Sunday, January 15, 2012

Life


This one always cracks me up. The one thing we will never, ever know as humans is what it’s like after we die, but people sprain an ankle racing to be the first dipshit to say “Well, he’s in a better place.” I don’t know about that. First of all, right here we got blowjobs, cheeseburgers and baseball. We can go to the beach, tell Yo Mama jokes, we can pay an “escort” to put on blackface and pretend she’s Nell Carter from “Gimme a Break.” Seems to me like that’s tough to beat. I don’t know what’s on the other side and I never will, but I’ll take my chances with a world that has potato chips and “Alf” dvds.
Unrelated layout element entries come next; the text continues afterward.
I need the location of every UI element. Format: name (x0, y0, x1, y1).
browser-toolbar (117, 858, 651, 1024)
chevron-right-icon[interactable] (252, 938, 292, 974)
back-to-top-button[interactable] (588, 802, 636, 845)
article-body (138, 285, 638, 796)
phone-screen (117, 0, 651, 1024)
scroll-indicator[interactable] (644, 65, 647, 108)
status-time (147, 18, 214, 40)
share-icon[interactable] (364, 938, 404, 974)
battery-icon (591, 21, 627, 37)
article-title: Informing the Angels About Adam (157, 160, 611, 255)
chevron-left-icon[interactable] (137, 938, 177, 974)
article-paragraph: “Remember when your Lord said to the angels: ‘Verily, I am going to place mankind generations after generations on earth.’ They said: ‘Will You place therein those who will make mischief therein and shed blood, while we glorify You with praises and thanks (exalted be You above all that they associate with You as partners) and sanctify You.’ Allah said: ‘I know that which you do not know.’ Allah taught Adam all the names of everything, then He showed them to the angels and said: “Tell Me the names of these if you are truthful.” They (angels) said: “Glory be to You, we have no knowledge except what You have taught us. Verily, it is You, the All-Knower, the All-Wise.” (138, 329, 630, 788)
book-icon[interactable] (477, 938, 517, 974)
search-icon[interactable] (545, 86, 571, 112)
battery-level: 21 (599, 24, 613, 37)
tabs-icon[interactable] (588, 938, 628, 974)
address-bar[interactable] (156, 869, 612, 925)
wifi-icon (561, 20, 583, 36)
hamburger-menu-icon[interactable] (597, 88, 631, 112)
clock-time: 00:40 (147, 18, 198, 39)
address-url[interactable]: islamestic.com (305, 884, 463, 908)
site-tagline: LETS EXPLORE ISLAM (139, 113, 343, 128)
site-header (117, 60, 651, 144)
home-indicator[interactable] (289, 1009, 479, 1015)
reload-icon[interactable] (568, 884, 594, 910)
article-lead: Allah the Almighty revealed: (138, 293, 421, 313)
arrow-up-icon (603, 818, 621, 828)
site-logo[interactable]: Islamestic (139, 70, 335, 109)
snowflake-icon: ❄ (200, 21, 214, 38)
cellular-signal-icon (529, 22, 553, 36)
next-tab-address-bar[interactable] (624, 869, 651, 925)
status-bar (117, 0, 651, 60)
Secondly, if death means going to a place that’s better than here, and you’re sure enough of it to say it out loud, why wouldn’t you kill yourself?
There is something about the consciousness of being human that's incorrect, in our need to feel some sort of collective being - we are lucky to be born at the time we're born, and to enjoy other people that happen to have been born in the same era.  Because we're able to record history we like to feel as if we're a part of a long string of something that means anything, but the point is that Ben Franklin never imagined the Civil War, Albert Einstein never conceived land on the moon, and John Lennon died before MTV went on the air.  You’re alive the moment you’re born, and you will never know anything that will ever happen after you die.  As Thomas Jefferson once said, “the universe is for the living.”  That's it.